John Ash writing in Artforum of the paintings in the “Still Pictures" series exhibited in 1993 at E.M. Donohue in New York said: “Stephanie Rose’s “Still Pictures”, 1993, are, first of all, a reminder that in terms of technique she is simply one of the best painters around. Luckily Rose’s technical facility is at the service of a flamboyant imagination and a disciplined intelligence.”

Rose's work in portraiture began in 1996 and the first show of this work was installed at the Dactyl Foundation in 1999. Of this show, Gerard McCarthy, writing in Art in America, said: “Each subject stares out at the viewer in a way that conveys the moment of encountering a weighty persona with the freshness and ephemerality of a glance, but the result is elaborately worked and structurally complex.”

=== 2000s ===
In the 2000s, Stephanie Rose continued her work in both abstraction and portraiture; both modes of painting are typically included in her shows. Writing in Art in America about her solo exhibition in April–May, 2006 at Nicole Fiacco Gallery in Hudson, New York, Carter Ratcliff said that the images in the paintings are “major players in her theater of extreme self-consciousness. The action is in the interchange between a painting’s disparate parts, and of course there is no single denouement because every element interacts so complicatedly with every other…..Yet light always triumphs brilliantly, as the painter’s wit induces even the most difficult forms to join the pictorial drama.”

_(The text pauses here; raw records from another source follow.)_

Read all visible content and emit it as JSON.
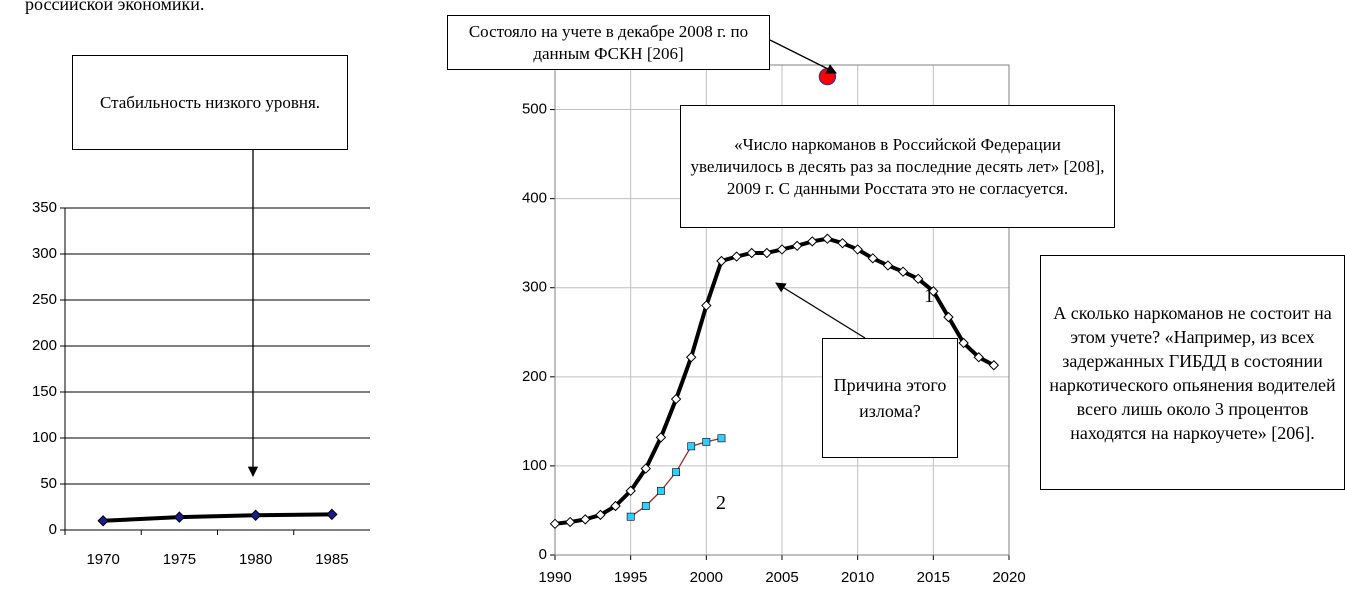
{
  "heading": "российской экономики.",
  "chart_data": [
    {
      "type": "line",
      "categories": [
        "1970",
        "1975",
        "1980",
        "1985"
      ],
      "series": [
        {
          "color": "#000000",
          "marker": "diamond",
          "marker_color": "#1a1a8c",
          "values": [
            10,
            14,
            16,
            17
          ]
        }
      ],
      "ylim": [
        0,
        350
      ],
      "yticks": [
        0,
        50,
        100,
        150,
        200,
        250,
        300,
        350
      ],
      "grid": true,
      "annotations": [
        {
          "text": "Стабильность низкого уровня."
        }
      ]
    },
    {
      "type": "line",
      "x": null,
      "xlim": [
        1990,
        2020
      ],
      "xticks": [
        1990,
        1995,
        2000,
        2005,
        2010,
        2015,
        2020
      ],
      "ylim": [
        0,
        550
      ],
      "yticks": [
        0,
        100,
        200,
        300,
        400,
        500
      ],
      "grid": true,
      "series": [
        {
          "color": "#000000",
          "marker": "diamond",
          "marker_color": "#ffffff",
          "x": [
            1990,
            1991,
            1992,
            1993,
            1994,
            1995,
            1996,
            1997,
            1998,
            1999,
            2000,
            2001,
            2002,
            2003,
            2004,
            2005,
            2006,
            2007,
            2008,
            2009,
            2010,
            2011,
            2012,
            2013,
            2014,
            2015,
            2016,
            2017,
            2018,
            2019
          ],
          "values": [
            35,
            37,
            40,
            45,
            55,
            72,
            97,
            132,
            175,
            222,
            280,
            330,
            335,
            339,
            339,
            343,
            347,
            352,
            355,
            350,
            343,
            333,
            325,
            318,
            310,
            296,
            267,
            238,
            222,
            213
          ]
        },
        {
          "color": "#a0282d",
          "marker": "square",
          "marker_color": "#33ccff",
          "x": [
            1995,
            1996,
            1997,
            1998,
            1999,
            2000,
            2001
          ],
          "values": [
            43,
            55,
            72,
            93,
            122,
            127,
            131
          ]
        },
        {
          "color": "#ff0000",
          "marker": "circle",
          "marker_color": "#ff0000",
          "x": [
            2008
          ],
          "values": [
            537
          ]
        }
      ],
      "annotations": [
        {
          "text": "Состояло на учете в декабре 2008 г. по данным ФСКН [206]"
        },
        {
          "text": "«Число наркоманов в Российской Федерации увеличилось в десять раз за последние десять лет» [208], 2009 г. С данными Росстата это не согласуется."
        },
        {
          "text": "Причина этого излома?"
        },
        {
          "text": "А сколько наркоманов не состоит на этом учете? «Например, из всех задержанных ГИБДД в состоянии наркотического опьянения водителей всего лишь около 3 процентов находятся на наркоучете» [206]."
        },
        {
          "text": "1"
        },
        {
          "text": "2"
        }
      ]
    }
  ]
}
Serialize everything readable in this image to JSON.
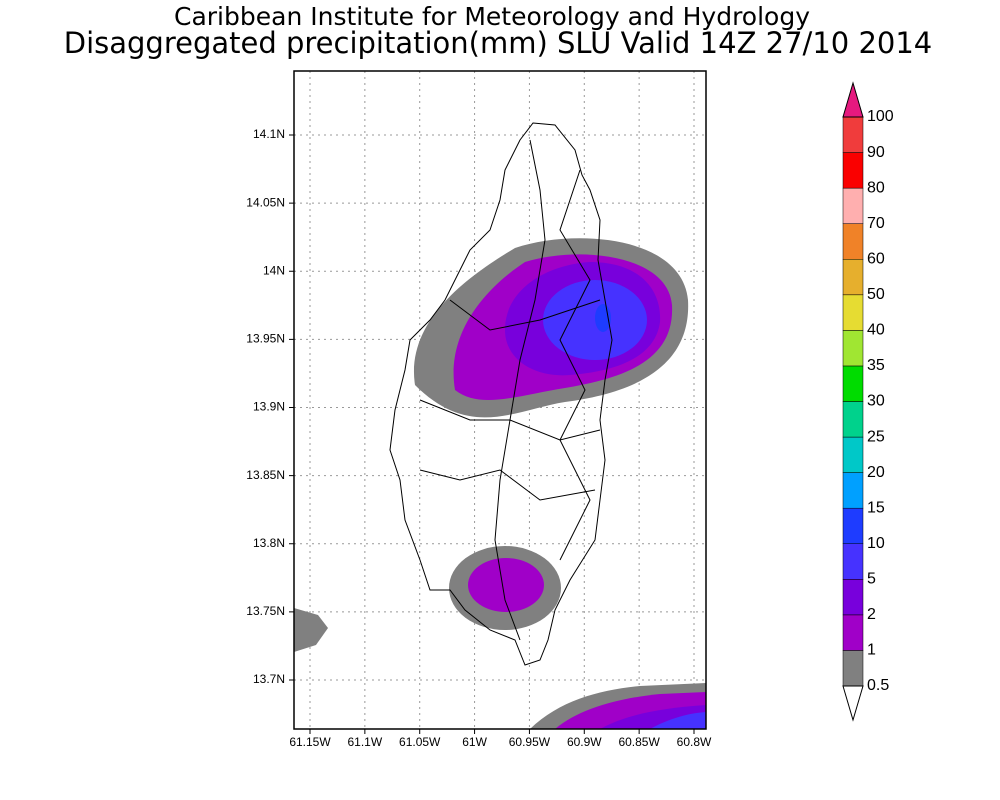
{
  "title": "Caribbean Institute for Meteorology and Hydrology",
  "subtitle": "Disaggregated precipitation(mm) SLU Valid 14Z 27/10 2014",
  "map": {
    "xticks": [
      "61.15W",
      "61.1W",
      "61.05W",
      "61W",
      "60.95W",
      "60.9W",
      "60.85W",
      "60.8W"
    ],
    "yticks": [
      "14.1N",
      "14.05N",
      "14N",
      "13.95N",
      "13.9N",
      "13.85N",
      "13.8N",
      "13.75N",
      "13.7N"
    ]
  },
  "colorbar": {
    "levels": [
      "0.5",
      "1",
      "2",
      "5",
      "10",
      "15",
      "20",
      "25",
      "30",
      "35",
      "40",
      "50",
      "60",
      "70",
      "80",
      "90",
      "100"
    ],
    "colors": [
      "#808080",
      "#a000c8",
      "#7800dc",
      "#4632ff",
      "#1e3cff",
      "#00a0ff",
      "#00c8c8",
      "#00d28c",
      "#00dc00",
      "#a0e632",
      "#e6dc32",
      "#e6af2d",
      "#f08228",
      "#ffafaf",
      "#fa0000",
      "#f03c3c"
    ],
    "under_color": "#ffffff",
    "over_color": "#e6197f"
  }
}
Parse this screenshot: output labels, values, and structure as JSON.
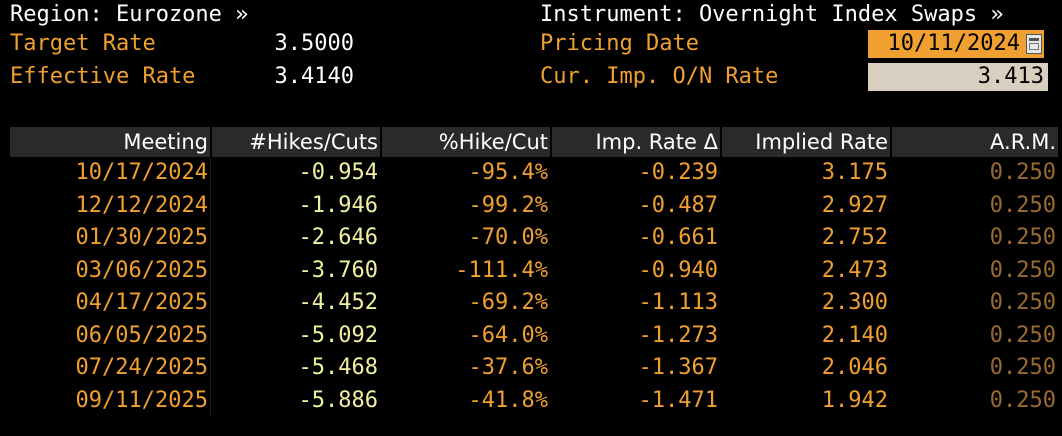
{
  "header": {
    "region_label": "Region: Eurozone »",
    "target_rate_label": "Target Rate",
    "target_rate_value": "3.5000",
    "effective_rate_label": "Effective Rate",
    "effective_rate_value": "3.4140",
    "instrument_label": "Instrument: Overnight Index Swaps »",
    "pricing_date_label": "Pricing Date",
    "pricing_date_value": "10/11/2024",
    "cur_imp_label": "Cur. Imp. O/N Rate",
    "cur_imp_value": "3.413"
  },
  "table": {
    "columns": [
      "Meeting",
      "#Hikes/Cuts",
      "%Hike/Cut",
      "Imp. Rate Δ",
      "Implied Rate",
      "A.R.M."
    ],
    "rows": [
      [
        "10/17/2024",
        "-0.954",
        "-95.4%",
        "-0.239",
        "3.175",
        "0.250"
      ],
      [
        "12/12/2024",
        "-1.946",
        "-99.2%",
        "-0.487",
        "2.927",
        "0.250"
      ],
      [
        "01/30/2025",
        "-2.646",
        "-70.0%",
        "-0.661",
        "2.752",
        "0.250"
      ],
      [
        "03/06/2025",
        "-3.760",
        "-111.4%",
        "-0.940",
        "2.473",
        "0.250"
      ],
      [
        "04/17/2025",
        "-4.452",
        "-69.2%",
        "-1.113",
        "2.300",
        "0.250"
      ],
      [
        "06/05/2025",
        "-5.092",
        "-64.0%",
        "-1.273",
        "2.140",
        "0.250"
      ],
      [
        "07/24/2025",
        "-5.468",
        "-37.6%",
        "-1.367",
        "2.046",
        "0.250"
      ],
      [
        "09/11/2025",
        "-5.886",
        "-41.8%",
        "-1.471",
        "1.942",
        "0.250"
      ]
    ]
  },
  "colors": {
    "background": "#000000",
    "amber": "#f0a030",
    "header_bg": "#2a2a2a",
    "pale_yellow": "#f0f0a0",
    "dim_amber": "#9a6a30"
  }
}
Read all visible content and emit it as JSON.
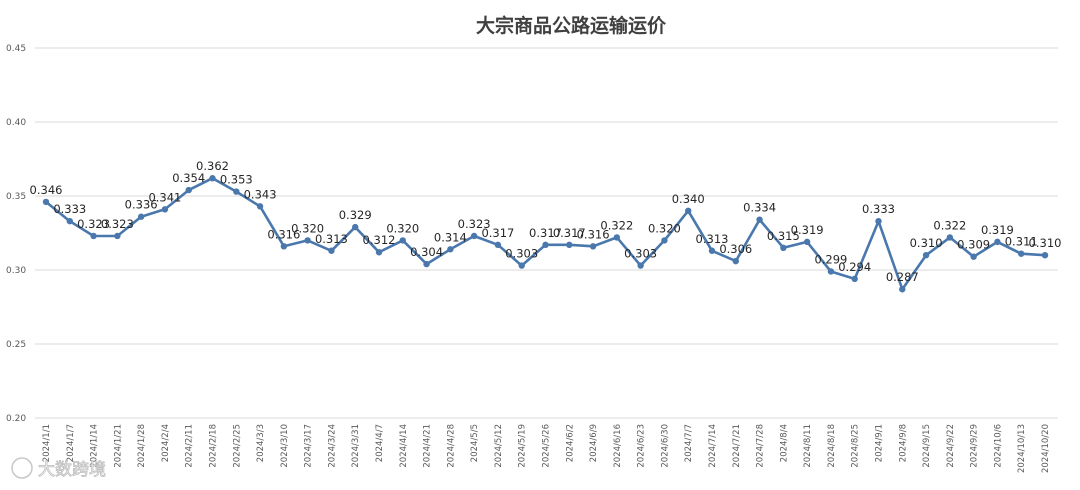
{
  "chart_data": {
    "type": "line",
    "title": "大宗商品公路运输运价",
    "xlabel": "",
    "ylabel": "",
    "ylim": [
      0.2,
      0.45
    ],
    "yticks": [
      "0.20",
      "0.25",
      "0.30",
      "0.35",
      "0.40",
      "0.45"
    ],
    "grid": true,
    "color": "#4a78ad",
    "categories": [
      "2024/1/1",
      "2024/1/7",
      "2024/1/14",
      "2024/1/21",
      "2024/1/28",
      "2024/2/4",
      "2024/2/11",
      "2024/2/18",
      "2024/2/25",
      "2024/3/3",
      "2024/3/10",
      "2024/3/17",
      "2024/3/24",
      "2024/3/31",
      "2024/4/7",
      "2024/4/14",
      "2024/4/21",
      "2024/4/28",
      "2024/5/5",
      "2024/5/12",
      "2024/5/19",
      "2024/5/26",
      "2024/6/2",
      "2024/6/9",
      "2024/6/16",
      "2024/6/23",
      "2024/6/30",
      "2024/7/7",
      "2024/7/14",
      "2024/7/21",
      "2024/7/28",
      "2024/8/4",
      "2024/8/11",
      "2024/8/18",
      "2024/8/25",
      "2024/9/1",
      "2024/9/8",
      "2024/9/15",
      "2024/9/22",
      "2024/9/29",
      "2024/10/6",
      "2024/10/13",
      "2024/10/20"
    ],
    "series": [
      {
        "values": [
          0.346,
          0.333,
          0.323,
          0.323,
          0.336,
          0.341,
          0.354,
          0.362,
          0.353,
          0.343,
          0.316,
          0.32,
          0.313,
          0.329,
          0.312,
          0.32,
          0.304,
          0.314,
          0.323,
          0.317,
          0.303,
          0.317,
          0.317,
          0.316,
          0.322,
          0.303,
          0.32,
          0.34,
          0.313,
          0.306,
          0.334,
          0.315,
          0.319,
          0.299,
          0.294,
          0.333,
          0.287,
          0.31,
          0.322,
          0.309,
          0.319,
          0.311,
          0.31
        ],
        "labels": [
          "0.346",
          "0.333",
          "0.323",
          "0.323",
          "0.336",
          "0.341",
          "0.354",
          "0.362",
          "0.353",
          "0.343",
          "0.316",
          "0.320",
          "0.313",
          "0.329",
          "0.312",
          "0.320",
          "0.304",
          "0.314",
          "0.323",
          "0.317",
          "0.303",
          "0.317",
          "0.317",
          "0.316",
          "0.322",
          "0.303",
          "0.320",
          "0.340",
          "0.313",
          "0.306",
          "0.334",
          "0.315",
          "0.319",
          "0.299",
          "0.294",
          "0.333",
          "0.287",
          "0.310",
          "0.322",
          "0.309",
          "0.319",
          "0.311",
          "0.310"
        ]
      }
    ]
  },
  "watermark": "大数跨境"
}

Further writing on Rose's work by Ratcliff appeared in the exhibition catalogue for the show at The Albany Institute of History & Art, which is titled "Stephanie Rose: Upstage" because: "In the theater of Rose’s art, everyone is always trying to upstage everyone else—or, rather, every image tries, tirelessly, to upstage every other. This is the twist, the amazing thing: they all succeed.” In addressing her painterly engagement with the historical past, Carter Ratcliff concluded: “For this is what true artists do: they immerse themselves in history, each reinventing a personal and therefore entirely relevant version of the past, and they live this past as if it were present… In these paintings of Rose’s…past and present are unified, but not on equal terms. The present wins out, and that is why these paintings are so vividly alive, now and for us, in the moment of coming face to face with them.”Also in the exhibition catalogue for this show, Betsy Baker wrote: "Rose’s portraits represent just one aspect of her broader career, but in their painterly strength, pictorial and imaginative breadth, and multiple productive tensions between contemporary concerns and the past, constitute a complex and highly individual addition to this thriving contemporary genre."

In Art in America, Tom Breidenbach remarked that: "...[The imagery] in Rose's paintings seem to reference our ancient as well as our primitive pasts. They balance our vast cultural inheritance, including its alternately utopian and apocalyptic potentialities, with the fragile perspective of the solitary individual left to variously experience it. Many of Rose's subjects are artists themselves, which plays into the self-referential quality of these portraits. Their theatricality seems born from recognition - both ludic and sympathetic - of the extent to which each of us is an actor, or a social construct. If artifice itself appears as Rose's primary theme, it is the means by which she maintains her esthetic encounter with the all-sustaining if elusive incidence of the genuine."